Jaguar is key-value store that supports SQL. Each table is a flat array containing fixed-length records. Each record has a key which can be a composite key, and a value which may include multiple columns.

The data types supported include standard types like int, float, strings and also range, file and spatial data types. Spatial data type are values can be a parameterized geometric shape (e.g. Circle(center=Point(1,3), radius=2))

Foreign Keys

Supported

Join operations can be performed on any column (including key column) in any table.

Joins

Hash Join

Inner join and simple join operations are supported. Join operations can be performed on any column in any table.

Checkpoints

Blocking

All data can be backed up in a remote high capacity storage server. Data backup will be performed periodically with user specified frequency. Each node can also locally back up data, i.e. taking a snapshot of the database at user-defined frequency.

In case of a node crash: users should always have spare Jaguar servers to prepare for node crashes. The spare servers should have empty data directory so that when other nodes crash, the spare servers can receive data from replicas and start functioning as a regular Jaguar server.

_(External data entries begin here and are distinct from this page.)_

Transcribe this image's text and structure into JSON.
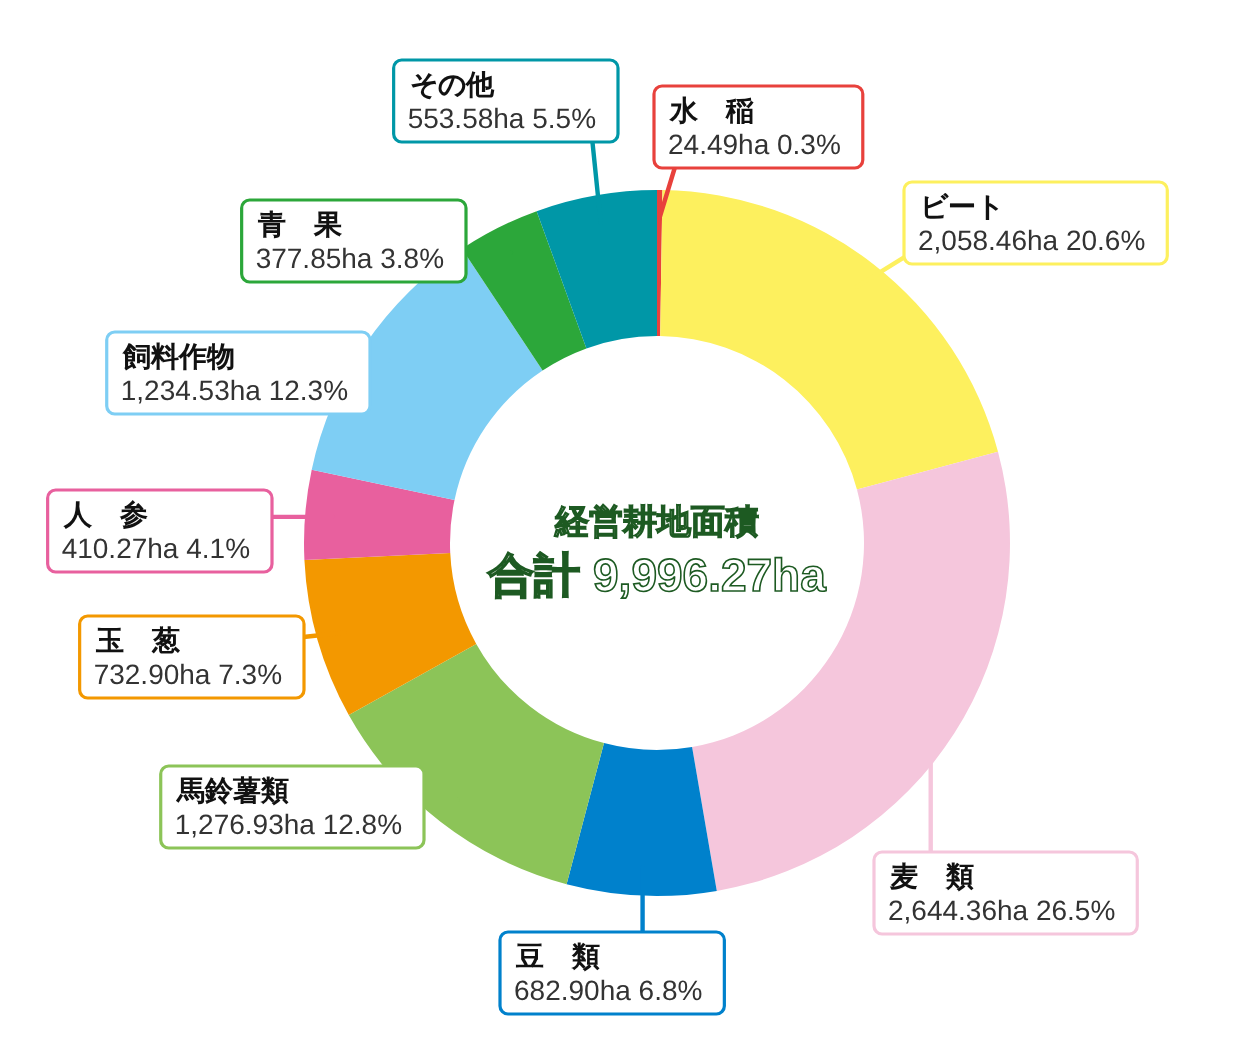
{
  "chart_data": {
    "type": "donut",
    "title": "経営耕地面積",
    "subtitle": "合計 9,996.27ha",
    "categories": [
      "水　稲",
      "ビート",
      "麦　類",
      "豆　類",
      "馬鈴薯類",
      "玉　葱",
      "人　参",
      "飼料作物",
      "青　果",
      "その他"
    ],
    "values": [
      24.49,
      2058.46,
      2644.36,
      682.9,
      1276.93,
      732.9,
      410.27,
      1234.53,
      377.85,
      553.58
    ],
    "colors": [
      "#e8413c",
      "#fdf05e",
      "#f5c6dc",
      "#0081cc",
      "#8cc458",
      "#f39800",
      "#e8609e",
      "#7ecef4",
      "#2ca73a",
      "#0097a7"
    ],
    "value_labels": [
      "24.49ha 0.3%",
      "2,058.46ha 20.6%",
      "2,644.36ha 26.5%",
      "682.90ha 6.8%",
      "1,276.93ha 12.8%",
      "732.90ha 7.3%",
      "410.27ha 4.1%",
      "1,234.53ha 12.3%",
      "377.85ha 3.8%",
      "553.58ha 5.5%"
    ]
  }
}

In case of network problems: in case of temporary network disconnections, the Jaguar servers will automatically resync the data after connections are up again.

Concurrency Control

Optimistic Concurrency Control (OCC)

Jaguar is an AP system in CAP theory, which means when there is network partition, Jaguar favors availability over consistency. It offers eventual consistency. It supports multiple users parallel reading and parallel writing of data

Stored Procedures

Supported

When scaling out the Jaguar server cluster, there is no data migration like other NoSQL databases.

Jaguar also supports importing and syncing tables from other databases like MySQL or Oracle. All that is required is that the other databases maintain a change-log table and triggers that captures all the changes to the data and the Jaguar server will monitor the records in the change-log table in order to automatically synchronize its own data.